The first batch of Samsung Galaxy note 7 handsets used Samsung SDI battery cells, which was thought to be a cause of the problem. These have since been replaced in newer models, yet the problem continues to persist in a select number of devices.
Samsung Galaxy Note 7 could have a deeper hardware fault
While it’s difficult to know exactly what is causing the widespread problem, industry specialists and analysts are pointing to a deeper hardware fault as the core issue. Professor Will Stewart, Vice President of the Institute of Engineering and Technology (IET), one of the world’s largest engineering institutions, said: “It could be a battery manufacturing fault rather than a phone circuitry issue.
“These issues with Lithium batteries happen because their energy content is high per unit weight – which is great in terms of keeping phones and other devices light.

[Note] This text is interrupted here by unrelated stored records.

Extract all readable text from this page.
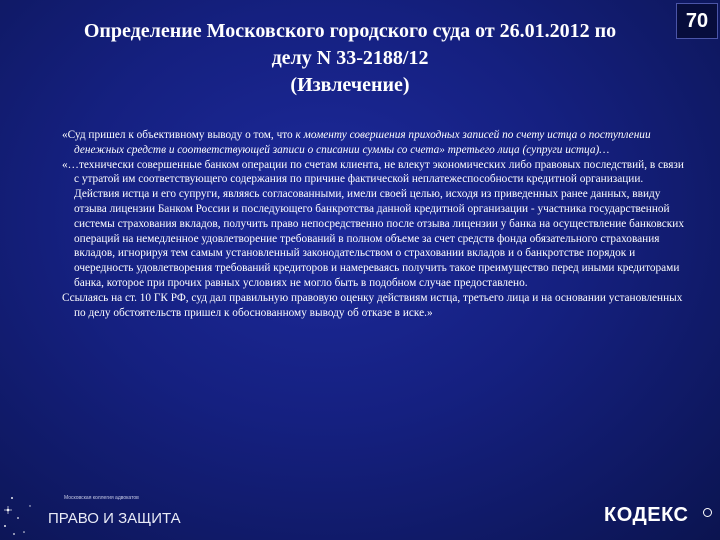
70
Определение Московского городского суда от 26.01.2012 по
делу N 33-2188/12
(Извлечение)

«Суд пришел к объективному выводу о том, что к моменту совершения приходных записей по счету истца о поступлении денежных средств и соответствующей записи о списании суммы со счета» третьего лица (супруги истца)…

«…технически совершенные банком операции по счетам клиента, не влекут экономических либо правовых последствий, в связи с утратой им соответствующего содержания по причине фактической неплатежеспособности кредитной организации. Действия истца и его супруги, являясь согласованными, имели своей целью, исходя из приведенных ранее данных, ввиду отзыва лицензии Банком России и последующего банкротства данной кредитной организации - участника государственной системы страхования вкладов, получить право непосредственно после отзыва лицензии у банка на осуществление банковских операций на немедленное удовлетворение требований в полном объеме за счет средств фонда обязательного страхования вкладов, игнорируя тем самым установленный законодательством о страховании вкладов и о банкротстве порядок и очередность удовлетворения требований кредиторов и намереваясь получить такое преимущество перед иными кредиторами банка, которое при прочих равных условиях не могло быть в подобном случае предоставлено.

Ссылаясь на ст. 10 ГК РФ, суд дал правильную правовую оценку действиям истца, третьего лица и на основании установленных по делу обстоятельств пришел к обоснованному выводу об отказе в иске.»

Московская коллегия адвокатов
ПРАВО И ЗАЩИТА	КОДЕКС
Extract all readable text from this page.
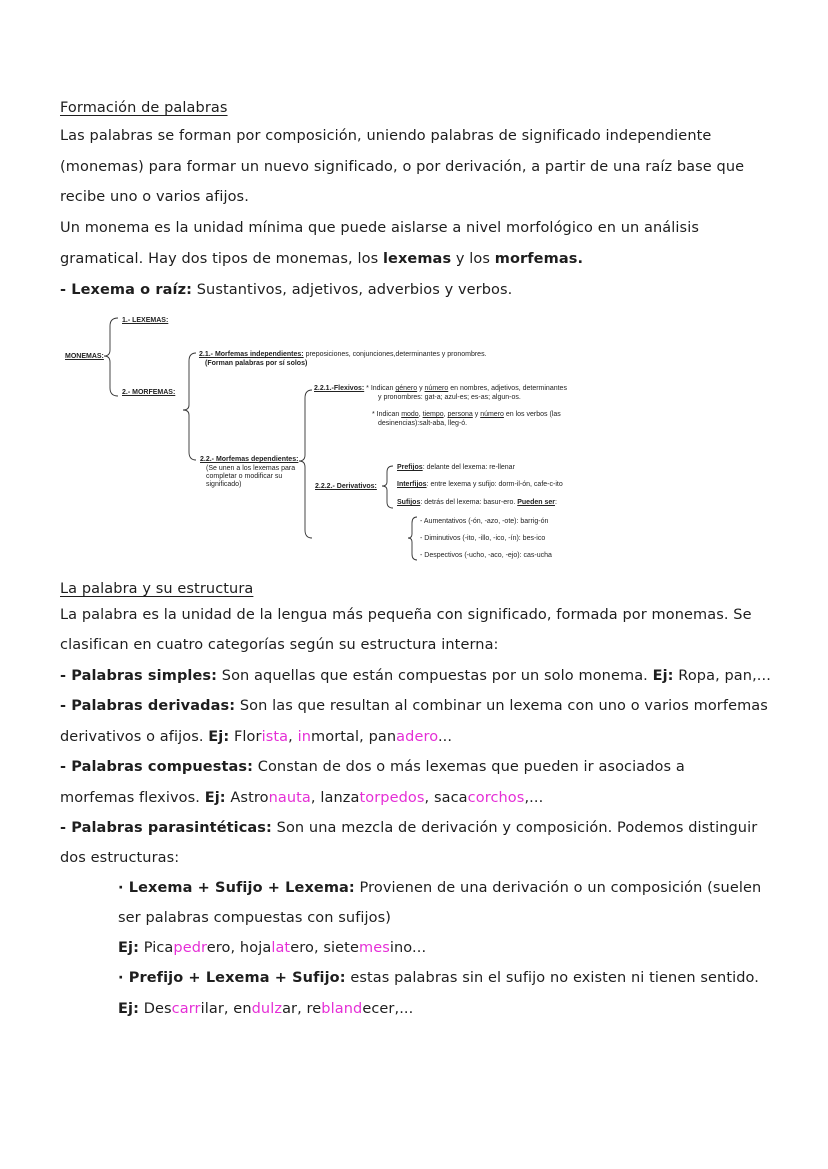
Formación de palabras
Las palabras se forman por composición, uniendo palabras de significado independiente
(monemas) para formar un nuevo significado, o por derivación, a partir de una raíz base que
recibe uno o varios afijos.
Un monema es la unidad mínima que puede aislarse a nivel morfológico en un análisis
gramatical. Hay dos tipos de monemas, los lexemas y los morfemas.
- Lexema o raíz: Sustantivos, adjetivos, adverbios y verbos.
MONEMAS:
1.- LEXEMAS:
2.- MORFEMAS:
2.1.- Morfemas independientes: preposiciones, conjunciones,determinantes y pronombres.
(Forman palabras por sí solos)
2.2.1.-Flexivos: * Indican género y número en nombres, adjetivos, determinantes
y pronombres: gat-a; azul-es; es-as; algun-os.
* Indican modo, tiempo, persona y número en los verbos (las
desinencias):salt-aba, lleg-ó.
2.2.- Morfemas dependientes:
(Se unen a los lexemas para
completar o modificar su
significado)	2.2.2.- Derivativos:
Prefijos: delante del lexema: re-llenar
Interfijos: entre lexema y sufijo: dorm-il-ón, cafe-c-ito
Sufijos: detrás del lexema: basur-ero. Pueden ser:
- Aumentativos (-ón, -azo, -ote): barrig-ón
- Diminutivos (-ito, -illo, -ico, -ín): bes-ico
- Despectivos (-ucho, -aco, -ejo): cas-ucha
La palabra y su estructura
La palabra es la unidad de la lengua más pequeña con significado, formada por monemas. Se
clasifican en cuatro categorías según su estructura interna:
- Palabras simples: Son aquellas que están compuestas por un solo monema. Ej: Ropa, pan,...
- Palabras derivadas: Son las que resultan al combinar un lexema con uno o varios morfemas
derivativos o afijos. Ej: Florista, inmortal, panadero...
- Palabras compuestas: Constan de dos o más lexemas que pueden ir asociados a
morfemas flexivos. Ej: Astronauta, lanzatorpedos, sacacorchos,...
- Palabras parasintéticas: Son una mezcla de derivación y composición. Podemos distinguir
dos estructuras:
· Lexema + Sufijo + Lexema: Provienen de una derivación o un composición (suelen
ser palabras compuestas con sufijos)
Ej: Picapedrero, hojalatero, sietemesino...
· Prefijo + Lexema + Sufijo: estas palabras sin el sufijo no existen ni tienen sentido.
Ej: Descarrilar, endulzar, reblandecer,...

But modern devices use quite a lot of power and we like to recharge them quickly – so if something does go wrong the total energy released is quite high, hence the fires.”
It’s now common knowledge that the Samsung Galaxy Note 7 launch was rushed in an attempt to take the shine from the recent Apple iPhone 7 launch. Samsung Chairman Lee Kun-hee was known to be ill and in hospital at the time, so control over the launch was passed to the younger Lee and co-vice chairman G.S. Choi. The launch was approved 10 days early, with the original date slated for August 13th.
South Korean shares are now down by 8 percent, the biggest drop since October 2008, but the bigger worry is company reputation. This is a massive PR disaster for the world’s number one smartphone manufacturer.